On the Learning Dynamics of RLVR at the Edge of Competence
Yu Huang, Zixin Wen, Yuejie Chi, Yuting Wei, Aarti Singh, Yingbin Liang, Yuxin Chen
TL;DR
The paper investigates RLVR on long-horizon, multi-step compositional reasoning with transformers, revealing two distinct learning regimes governed by the difficulty spectrum: grokking plateaus when the horizon sequence includes abrupt jumps and a relay dynamics where gradient signals smoothly propagate from easy to hard tasks.
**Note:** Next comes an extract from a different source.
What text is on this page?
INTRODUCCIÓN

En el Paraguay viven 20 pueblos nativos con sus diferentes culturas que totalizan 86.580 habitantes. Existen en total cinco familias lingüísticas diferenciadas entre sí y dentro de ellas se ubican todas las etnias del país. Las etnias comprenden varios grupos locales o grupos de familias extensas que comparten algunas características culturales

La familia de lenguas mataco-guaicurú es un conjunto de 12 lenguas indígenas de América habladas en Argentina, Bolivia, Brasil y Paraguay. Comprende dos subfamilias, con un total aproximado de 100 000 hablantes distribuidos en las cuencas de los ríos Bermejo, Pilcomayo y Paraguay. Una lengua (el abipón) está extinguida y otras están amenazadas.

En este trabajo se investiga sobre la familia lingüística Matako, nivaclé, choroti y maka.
It formalizes a minimal transformer setup with fixed one-step atomic skills and outcome-based rewards, develops a Fourier-analytic framework on finite groups to analyze trajectory-conditioned gradients, and provides convergence guarantees for short-horizon RL as well as mixed-difficulty curricula. The authors validate the theory with synthetic experiments showing the predicted grokking and relay behaviors and highlight data-mixture design as a scalable lever to extend performance toward the edge of competence. Together, the results offer mechanistic insight into RLVR’s effectiveness and suggest practical data-design strategies to achieve scalable gains in long-horizon reasoning.
Abstract
Reinforcement learning with verifiable rewards (RLVR) has been a main driver of recent breakthroughs in large reasoning models. Yet it remains a mystery how rewards based solely on final outcomes can help overcome the long-horizon barrier to extended reasoning. To understand this, we develop a theory of the training dynamics of RL for transformers on compositional reasoning tasks. Our theory characterizes how the effectiveness of RLVR is governed by the smoothness of the difficulty spectrum. When data contains abrupt discontinuities in difficulty, learning undergoes grokking-type phase transitions, producing prolonged plateaus before progress recurs. In contrast, a smooth difficulty spectrum leads to a relay effect: persistent gradient signals on easier problems elevate the model's capabilities to the point where harder ones become tractable, resulting in steady and continuous improvement. Our theory explains how RLVR can improve performance at the edge of competence, and suggests that appropriately designed data mixtures can yield scalable gains. As a technical contribution, our analysis develops and adapts tools from Fourier analysis on finite groups to our setting. We validate the predicted mechanisms empirically via synthetic experiments.